[PATCH 0/5] clk: rockchip: add full support for HDMI clock on rk3288

Doug Anderson dianders at chromium.org
Thu Nov 13 14:59:06 PST 2014


Hi,

On Thu, Nov 13, 2014 at 12:52 AM, Kever Yang <kever.yang at rock-chips.com> wrote:
> Hi Heiko,
>
> On 11/07/2014 05:06 AM, Heiko Stübner wrote:
>>
>> Hi Kever,
>>
>> Am Dienstag, 4. November 2014, 15:52:34 schrieb Kever Yang:
>>>
>>> we are going to make a clock usage solution for rk3288:
>>> 1. CPLL and GPLL always not change after assign init;
>>> 2. NPLL default as 500MHz, may used for most scene;
>>> 3. NPLL may be changed by VOP(HDMI) clock for some special
>>>     frequency requirement.
>>>
>>>      I test it with rk3288 evb on top of Heiko's clk-for-next
>>
>> In general I'm not really sure if allowing one component to arbitarily
>> change
>> a shared clock wouldn't result in trouble.
>>
>> At the moment only dclk_vop0 is included in your series, while the hdmi
>> controller can connect to both vop0 and vop1.
>> And as Doug mentioned the gpu also has the npll as one possible source.
>
> I think the problem GPU HANGs with 480MHz clock from usbphy has
> been fixed with my patch to gerrit:
> https://chromium-review.googlesource.com/#/c/229554/
>>
>>
>> Looking through the clock-tree there are a lot more components possibly
>> using
>> (or wanting to use) the npll: of course the VOPs, the edp, hdmi, isp,
>> hevc,
>> gpu, tsp uart0 and gmac. So I'm slightly uncomfortable with somehow
>> reserving
>> the npll for VOP0 alone.
>
> It's true that I customized the usage of npll for VOP0 when we need some
> very special frequency, but it doesn't means other modules can't use the
> npll, it will always decided by clock core for module clocks that which
> parent
> is the best.

We will just need to be very careful.  As I've mentioned in the past
we'll need to think about what happens to other clocks that happen to
be parented by NPLL whenever we change it.

So if we do this:

1. NPLL happens to be 500MHz.
2. We set GPU to be 500MHz and it picks NPLL.
3. We change NPLL to a different speed (like 600MHz).
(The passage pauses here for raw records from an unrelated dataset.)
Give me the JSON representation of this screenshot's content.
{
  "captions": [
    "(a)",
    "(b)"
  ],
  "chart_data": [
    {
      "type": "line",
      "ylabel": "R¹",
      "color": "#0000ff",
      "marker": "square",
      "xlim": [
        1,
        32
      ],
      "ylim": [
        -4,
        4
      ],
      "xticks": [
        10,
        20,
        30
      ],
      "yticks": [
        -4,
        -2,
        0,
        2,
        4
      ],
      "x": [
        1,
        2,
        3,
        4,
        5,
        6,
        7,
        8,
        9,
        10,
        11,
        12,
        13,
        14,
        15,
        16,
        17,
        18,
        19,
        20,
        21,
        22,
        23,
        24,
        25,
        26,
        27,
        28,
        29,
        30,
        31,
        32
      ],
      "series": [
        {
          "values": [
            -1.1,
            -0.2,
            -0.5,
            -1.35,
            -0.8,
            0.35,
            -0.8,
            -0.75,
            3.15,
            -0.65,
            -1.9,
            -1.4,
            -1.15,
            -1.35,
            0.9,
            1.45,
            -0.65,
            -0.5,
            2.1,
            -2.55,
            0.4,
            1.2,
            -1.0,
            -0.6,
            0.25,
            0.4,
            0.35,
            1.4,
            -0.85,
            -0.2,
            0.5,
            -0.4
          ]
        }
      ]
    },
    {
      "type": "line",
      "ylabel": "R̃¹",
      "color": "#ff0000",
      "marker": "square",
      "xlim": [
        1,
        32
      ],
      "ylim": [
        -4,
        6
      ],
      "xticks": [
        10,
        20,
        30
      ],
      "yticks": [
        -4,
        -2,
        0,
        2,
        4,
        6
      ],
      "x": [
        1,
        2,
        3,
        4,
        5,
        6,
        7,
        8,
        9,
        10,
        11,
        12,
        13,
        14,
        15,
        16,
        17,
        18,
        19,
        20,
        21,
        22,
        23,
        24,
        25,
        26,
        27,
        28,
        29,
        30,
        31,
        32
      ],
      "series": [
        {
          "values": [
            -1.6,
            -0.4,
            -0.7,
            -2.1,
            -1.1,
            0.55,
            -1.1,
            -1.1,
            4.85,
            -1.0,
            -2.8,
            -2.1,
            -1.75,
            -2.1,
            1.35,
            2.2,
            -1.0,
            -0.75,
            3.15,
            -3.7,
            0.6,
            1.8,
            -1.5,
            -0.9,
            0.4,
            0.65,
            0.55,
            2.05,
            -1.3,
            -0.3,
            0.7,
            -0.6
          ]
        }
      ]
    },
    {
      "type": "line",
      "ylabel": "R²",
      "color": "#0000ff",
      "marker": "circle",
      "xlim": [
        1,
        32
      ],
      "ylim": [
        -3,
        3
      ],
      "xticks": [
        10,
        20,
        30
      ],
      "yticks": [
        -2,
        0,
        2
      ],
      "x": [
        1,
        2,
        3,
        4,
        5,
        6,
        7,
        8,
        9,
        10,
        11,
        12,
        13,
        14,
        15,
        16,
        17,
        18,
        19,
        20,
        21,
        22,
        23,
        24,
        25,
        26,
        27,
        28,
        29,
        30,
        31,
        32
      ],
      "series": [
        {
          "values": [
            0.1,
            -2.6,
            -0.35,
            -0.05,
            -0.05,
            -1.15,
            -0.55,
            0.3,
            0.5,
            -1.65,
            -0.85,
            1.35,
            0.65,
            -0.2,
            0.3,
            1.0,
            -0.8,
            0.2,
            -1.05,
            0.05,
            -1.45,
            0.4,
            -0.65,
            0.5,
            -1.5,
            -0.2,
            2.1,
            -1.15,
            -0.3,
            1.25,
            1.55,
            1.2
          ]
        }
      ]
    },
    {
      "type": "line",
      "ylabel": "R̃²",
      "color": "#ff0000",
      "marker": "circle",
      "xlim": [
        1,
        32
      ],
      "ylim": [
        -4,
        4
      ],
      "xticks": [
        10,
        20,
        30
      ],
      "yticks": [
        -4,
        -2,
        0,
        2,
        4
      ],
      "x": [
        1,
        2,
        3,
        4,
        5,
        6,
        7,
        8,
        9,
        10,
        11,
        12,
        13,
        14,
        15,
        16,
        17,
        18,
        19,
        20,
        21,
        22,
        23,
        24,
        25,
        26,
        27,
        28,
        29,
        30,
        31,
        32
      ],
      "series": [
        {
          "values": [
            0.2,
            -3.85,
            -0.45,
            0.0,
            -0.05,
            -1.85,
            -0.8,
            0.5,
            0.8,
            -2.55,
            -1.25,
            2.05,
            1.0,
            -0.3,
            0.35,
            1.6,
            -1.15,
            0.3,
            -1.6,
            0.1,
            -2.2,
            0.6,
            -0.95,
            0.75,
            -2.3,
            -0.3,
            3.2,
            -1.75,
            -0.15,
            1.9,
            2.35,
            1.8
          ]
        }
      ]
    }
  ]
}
...I believe in this scenario the GPU would start running at 600MHz
immediately.  We'd need to add special code to watch out for this and
pick an alternate clock for the GPU (like the USB 480) before the NPLL
change.  If NPLL later changes back to 500MHz and the GPU still wanted
500MHz, we'd have to decide what to do.